Anche senza tv, la produzione di oltre quarant’anni conta una infinità di articoli. Dove li ha ritrovati, a casa o in archivio? “Le cose che mi piacciono le conservo, sia gli articoli sia i giornali: ho tutta la collezione di Vanity Fair che ogni tanto mi piace guardare, molti numeri della Gazzetta, di Repubblica, del Corriere. Quando sono partito con questa idea di fare un libro di storie, che non è un libro per giornalisti, ho dedicato tempo a scegliere quelle che mi restituiscono ancora emozioni, nella speranza che le diano anche agli altri“. Perché il giornalismo che ama “trasmette informazioni il più possibile curate ed emozioni il meno possibile invadenti, per lasciare che il lettore di volta in volta si crei la propria, di emozione“.

Dove ci porterà l’era digitale

Ma dopo la vita professionale e personale raccontata in Acido, come sarà il futuro del giornalismo? Carlo ha una figlia – Nina – che fa il suo stesso mestiere. Guardando a lei e ai coetanei, dice: “Non ho nostalgie per come eravamo o prevenzioni per come saremo. La speranza è che nel salto di specie che abbiamo fatto, nell’era digitale, la debolezza dei giornali non si traduca in debolezza dei giornalisti“. Non è importante dove scrivi, su carta o su web, in video o in radio: fondamentale è farlo bene, e con passione.

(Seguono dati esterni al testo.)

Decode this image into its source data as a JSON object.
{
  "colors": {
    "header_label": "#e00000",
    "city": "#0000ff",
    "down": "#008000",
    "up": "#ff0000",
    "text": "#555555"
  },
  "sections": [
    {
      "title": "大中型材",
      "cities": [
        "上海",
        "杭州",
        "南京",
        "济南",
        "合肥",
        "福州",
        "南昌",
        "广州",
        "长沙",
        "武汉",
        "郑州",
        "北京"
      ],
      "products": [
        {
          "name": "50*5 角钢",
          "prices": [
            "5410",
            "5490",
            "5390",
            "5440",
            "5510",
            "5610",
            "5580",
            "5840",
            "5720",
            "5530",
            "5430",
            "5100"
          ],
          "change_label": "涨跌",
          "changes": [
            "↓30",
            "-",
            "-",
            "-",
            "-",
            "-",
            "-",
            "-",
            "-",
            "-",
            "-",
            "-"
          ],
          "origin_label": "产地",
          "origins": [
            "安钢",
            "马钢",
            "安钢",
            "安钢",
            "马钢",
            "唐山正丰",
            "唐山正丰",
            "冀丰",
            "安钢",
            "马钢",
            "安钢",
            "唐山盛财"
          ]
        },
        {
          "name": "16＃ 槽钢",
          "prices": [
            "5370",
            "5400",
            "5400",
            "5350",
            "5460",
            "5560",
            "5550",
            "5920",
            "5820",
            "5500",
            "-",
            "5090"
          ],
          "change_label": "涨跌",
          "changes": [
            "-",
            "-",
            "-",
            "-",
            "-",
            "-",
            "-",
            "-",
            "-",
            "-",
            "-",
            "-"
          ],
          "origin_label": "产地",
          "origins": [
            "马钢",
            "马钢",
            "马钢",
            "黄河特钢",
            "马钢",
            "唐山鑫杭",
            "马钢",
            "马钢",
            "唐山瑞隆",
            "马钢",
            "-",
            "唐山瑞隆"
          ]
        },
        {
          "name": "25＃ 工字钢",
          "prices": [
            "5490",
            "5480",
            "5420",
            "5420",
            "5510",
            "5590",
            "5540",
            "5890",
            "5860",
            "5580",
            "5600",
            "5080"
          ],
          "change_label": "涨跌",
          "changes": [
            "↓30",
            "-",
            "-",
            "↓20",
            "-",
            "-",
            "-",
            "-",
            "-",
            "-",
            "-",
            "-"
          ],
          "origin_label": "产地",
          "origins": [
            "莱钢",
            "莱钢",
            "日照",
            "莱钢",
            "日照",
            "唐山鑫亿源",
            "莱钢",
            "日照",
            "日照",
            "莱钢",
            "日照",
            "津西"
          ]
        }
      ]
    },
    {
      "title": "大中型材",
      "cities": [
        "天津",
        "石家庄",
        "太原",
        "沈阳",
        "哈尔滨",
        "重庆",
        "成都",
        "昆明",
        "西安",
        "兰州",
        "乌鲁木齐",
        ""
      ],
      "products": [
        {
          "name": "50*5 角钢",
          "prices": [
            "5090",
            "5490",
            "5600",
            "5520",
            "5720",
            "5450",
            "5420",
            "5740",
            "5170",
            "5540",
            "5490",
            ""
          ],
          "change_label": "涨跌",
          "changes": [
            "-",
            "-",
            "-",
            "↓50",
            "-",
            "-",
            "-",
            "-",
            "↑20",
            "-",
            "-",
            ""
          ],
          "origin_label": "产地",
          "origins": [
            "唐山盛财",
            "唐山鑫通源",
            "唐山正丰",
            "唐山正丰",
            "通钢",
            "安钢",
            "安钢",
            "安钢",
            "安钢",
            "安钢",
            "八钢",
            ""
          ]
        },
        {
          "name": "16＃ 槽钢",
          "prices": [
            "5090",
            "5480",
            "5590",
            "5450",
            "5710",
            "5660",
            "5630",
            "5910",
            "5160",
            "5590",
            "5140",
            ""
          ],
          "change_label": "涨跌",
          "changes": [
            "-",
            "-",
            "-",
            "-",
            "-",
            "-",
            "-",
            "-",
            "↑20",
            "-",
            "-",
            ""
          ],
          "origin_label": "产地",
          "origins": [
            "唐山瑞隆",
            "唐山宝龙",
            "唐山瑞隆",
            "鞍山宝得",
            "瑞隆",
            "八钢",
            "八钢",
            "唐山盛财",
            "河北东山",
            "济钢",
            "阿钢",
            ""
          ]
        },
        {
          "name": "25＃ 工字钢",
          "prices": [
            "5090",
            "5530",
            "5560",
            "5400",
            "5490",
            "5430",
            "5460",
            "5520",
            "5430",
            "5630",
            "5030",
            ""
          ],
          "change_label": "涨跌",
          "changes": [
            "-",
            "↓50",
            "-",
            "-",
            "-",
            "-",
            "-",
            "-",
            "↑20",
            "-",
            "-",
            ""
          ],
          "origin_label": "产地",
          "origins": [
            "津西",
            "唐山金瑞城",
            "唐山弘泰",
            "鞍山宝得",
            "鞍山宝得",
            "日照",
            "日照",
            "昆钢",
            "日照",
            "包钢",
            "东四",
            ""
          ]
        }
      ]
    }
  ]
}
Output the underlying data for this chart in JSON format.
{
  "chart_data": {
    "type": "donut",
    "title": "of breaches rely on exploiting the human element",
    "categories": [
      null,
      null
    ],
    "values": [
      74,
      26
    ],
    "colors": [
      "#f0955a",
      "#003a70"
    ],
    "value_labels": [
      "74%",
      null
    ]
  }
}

E la passione dove conduce? Al largo. In ogni riunione o chiacchierata, a Verdelli non manca una metafora marinara (promette di chiederne la ragione al suo analista, visto che lui con il mare non ha rapporti particolari). Quindi: “Il giornalismo è come fare una regata. È un lavoro di squadra, se ognuno dà il meglio c’è la possibilità di vincere“.